SENTENCIA CONSTITUCIONAL 1494/2004-R
Tribunal Constitucional Plurinacional de Bolivia

SENTENCIA CONSTITUCIONAL 1494/2004-R

Fecha: 16-Sep-2004

III.2.

III.2.   Sobre la supuesta vulneración del derecho a la petición debe tenerse en cuenta que éste es un derecho fundamental del ser humano, consistente en la facultad de toda persona para dirigirse a las autoridades públicas a fin de reclamar, pedir u observar alguna cosa que es de interés de aquélla, consagrándose como un derecho de los ciudadanos tendiente a morigerar el poder omnímodo del Estado, constituyéndose en un instrumento de particular importancia para que la sociedad civil pueda controlar a sus autoridades y hacer valer sus derechos.

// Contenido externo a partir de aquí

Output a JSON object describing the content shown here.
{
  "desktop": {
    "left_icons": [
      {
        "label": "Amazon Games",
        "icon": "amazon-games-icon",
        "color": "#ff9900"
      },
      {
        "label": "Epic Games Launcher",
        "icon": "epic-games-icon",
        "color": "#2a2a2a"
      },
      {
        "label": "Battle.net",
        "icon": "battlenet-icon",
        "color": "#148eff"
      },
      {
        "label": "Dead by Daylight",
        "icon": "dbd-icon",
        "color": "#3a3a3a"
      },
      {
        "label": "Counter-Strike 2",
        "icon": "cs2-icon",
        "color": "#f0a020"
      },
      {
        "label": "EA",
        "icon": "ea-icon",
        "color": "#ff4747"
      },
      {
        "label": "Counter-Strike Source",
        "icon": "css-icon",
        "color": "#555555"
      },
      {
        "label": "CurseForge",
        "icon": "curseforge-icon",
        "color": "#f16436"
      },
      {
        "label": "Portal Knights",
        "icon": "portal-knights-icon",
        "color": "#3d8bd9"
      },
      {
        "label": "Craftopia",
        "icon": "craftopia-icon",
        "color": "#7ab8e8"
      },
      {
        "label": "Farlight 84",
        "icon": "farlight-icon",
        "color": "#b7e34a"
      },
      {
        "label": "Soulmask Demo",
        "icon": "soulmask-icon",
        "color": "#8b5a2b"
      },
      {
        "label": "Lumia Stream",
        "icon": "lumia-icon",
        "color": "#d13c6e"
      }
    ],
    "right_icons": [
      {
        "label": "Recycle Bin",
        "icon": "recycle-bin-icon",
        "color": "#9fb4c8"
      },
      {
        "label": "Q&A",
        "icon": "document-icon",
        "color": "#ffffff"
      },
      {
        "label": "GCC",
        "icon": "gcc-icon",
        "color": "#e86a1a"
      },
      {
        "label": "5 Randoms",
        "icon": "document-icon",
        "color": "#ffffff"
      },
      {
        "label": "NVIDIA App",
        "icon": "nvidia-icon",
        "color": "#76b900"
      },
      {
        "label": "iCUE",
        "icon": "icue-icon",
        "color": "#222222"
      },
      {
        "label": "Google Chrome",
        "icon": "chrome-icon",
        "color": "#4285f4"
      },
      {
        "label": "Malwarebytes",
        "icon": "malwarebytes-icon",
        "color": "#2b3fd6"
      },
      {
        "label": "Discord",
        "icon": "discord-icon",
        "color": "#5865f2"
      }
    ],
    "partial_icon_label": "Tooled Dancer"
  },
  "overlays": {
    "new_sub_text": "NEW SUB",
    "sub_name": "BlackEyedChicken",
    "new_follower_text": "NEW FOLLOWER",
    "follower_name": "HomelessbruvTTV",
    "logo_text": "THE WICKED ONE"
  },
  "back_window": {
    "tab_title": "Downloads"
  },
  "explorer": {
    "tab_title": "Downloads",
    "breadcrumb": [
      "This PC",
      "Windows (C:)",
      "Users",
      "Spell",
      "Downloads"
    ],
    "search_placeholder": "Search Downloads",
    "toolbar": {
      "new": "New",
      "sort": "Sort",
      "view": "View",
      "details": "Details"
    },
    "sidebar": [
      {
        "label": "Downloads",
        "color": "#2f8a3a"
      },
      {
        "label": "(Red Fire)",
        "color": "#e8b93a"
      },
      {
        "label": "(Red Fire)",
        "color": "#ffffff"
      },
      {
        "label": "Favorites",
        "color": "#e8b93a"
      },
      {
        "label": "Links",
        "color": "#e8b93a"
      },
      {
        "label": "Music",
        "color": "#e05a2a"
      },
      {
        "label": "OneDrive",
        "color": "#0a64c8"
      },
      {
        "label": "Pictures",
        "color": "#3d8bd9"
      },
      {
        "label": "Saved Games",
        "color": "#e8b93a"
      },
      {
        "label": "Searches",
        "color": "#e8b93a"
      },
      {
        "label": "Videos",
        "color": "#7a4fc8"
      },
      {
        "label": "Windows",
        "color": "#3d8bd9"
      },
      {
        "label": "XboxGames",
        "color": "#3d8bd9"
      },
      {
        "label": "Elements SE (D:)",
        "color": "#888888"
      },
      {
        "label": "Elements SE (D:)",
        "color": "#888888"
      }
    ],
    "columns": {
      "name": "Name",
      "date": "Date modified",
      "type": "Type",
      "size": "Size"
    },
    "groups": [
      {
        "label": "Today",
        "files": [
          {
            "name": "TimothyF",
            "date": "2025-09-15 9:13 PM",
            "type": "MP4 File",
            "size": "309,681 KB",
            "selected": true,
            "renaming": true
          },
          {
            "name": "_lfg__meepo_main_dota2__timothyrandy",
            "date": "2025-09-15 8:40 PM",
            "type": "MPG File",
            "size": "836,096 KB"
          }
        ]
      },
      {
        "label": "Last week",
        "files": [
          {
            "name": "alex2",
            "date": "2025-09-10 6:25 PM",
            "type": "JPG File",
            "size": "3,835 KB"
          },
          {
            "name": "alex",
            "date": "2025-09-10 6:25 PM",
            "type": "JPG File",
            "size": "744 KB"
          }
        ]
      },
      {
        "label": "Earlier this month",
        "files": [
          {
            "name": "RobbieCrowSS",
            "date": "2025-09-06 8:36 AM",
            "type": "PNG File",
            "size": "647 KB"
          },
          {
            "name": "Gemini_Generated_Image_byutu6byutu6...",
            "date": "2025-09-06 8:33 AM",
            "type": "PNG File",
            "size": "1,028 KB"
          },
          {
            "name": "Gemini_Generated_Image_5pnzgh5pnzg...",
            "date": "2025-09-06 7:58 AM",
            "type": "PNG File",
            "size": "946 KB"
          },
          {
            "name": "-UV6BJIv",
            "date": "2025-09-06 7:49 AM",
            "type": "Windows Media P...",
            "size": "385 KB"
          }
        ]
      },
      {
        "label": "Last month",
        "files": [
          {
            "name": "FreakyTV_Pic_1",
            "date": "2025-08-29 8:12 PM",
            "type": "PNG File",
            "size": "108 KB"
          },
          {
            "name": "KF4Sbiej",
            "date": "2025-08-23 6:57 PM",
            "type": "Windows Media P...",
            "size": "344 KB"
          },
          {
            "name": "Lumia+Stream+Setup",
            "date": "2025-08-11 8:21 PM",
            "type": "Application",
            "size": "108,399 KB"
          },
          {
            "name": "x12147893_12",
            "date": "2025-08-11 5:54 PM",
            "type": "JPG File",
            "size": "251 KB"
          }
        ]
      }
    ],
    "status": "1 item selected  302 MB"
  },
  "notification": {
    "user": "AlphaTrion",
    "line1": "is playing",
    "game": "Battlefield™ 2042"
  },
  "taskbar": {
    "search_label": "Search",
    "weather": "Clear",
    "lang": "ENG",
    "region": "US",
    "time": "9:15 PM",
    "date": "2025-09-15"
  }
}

El núcleo esencial del derecho a formular peticiones contenido en el art. 7 inc. h) de la CPE, comprende la respuesta pronta y oportuna por parte de la autoridad, la cual tiene el deber jurídico de responder positiva o negativamente; es decir resolviendo el asunto objeto de la petición, y ha sido entendido por la jurisprudencia del Tribunal Constitucional, contenida en la SC 189/2001, de 7 de marzo, como “…la potestad, capacidad o facultad que tiene toda persona de formular quejas o reclamos frente a las conductas, actos, decisiones o resoluciones irregulares de los funcionarios o autoridades públicas o la suspensión injustificada o prestación deficiente de un servicio público, así como el de elevar manifestaciones para hacer conocer su parecer sobre una materia sometida a la actuación de la administración o solicitar a las autoridades informaciones; en sí es una facultad o potestad que tiene toda persona para dirigirse, individual o colectivamente, ante las autoridades o funcionarios públicos, lo que supone el derecho a obtener una pronta resolución, ya que sin la posibilidad de exigir una respuesta rápida y oportuna carecería de efectividad el derecho. En consecuencia, el ejercicio del derecho supone que una vez planteada la petición, cualquiera sea el motivo de la misma, la persona adquiere el derecho de obtener pronta resolución, lo que significa que el Estado está obligado a resolver la petición. Sin embargo, el sentido de la decisión dependerá de las circunstancias de cada caso en particular y, en esa medida podrá ser positiva o negativa…”.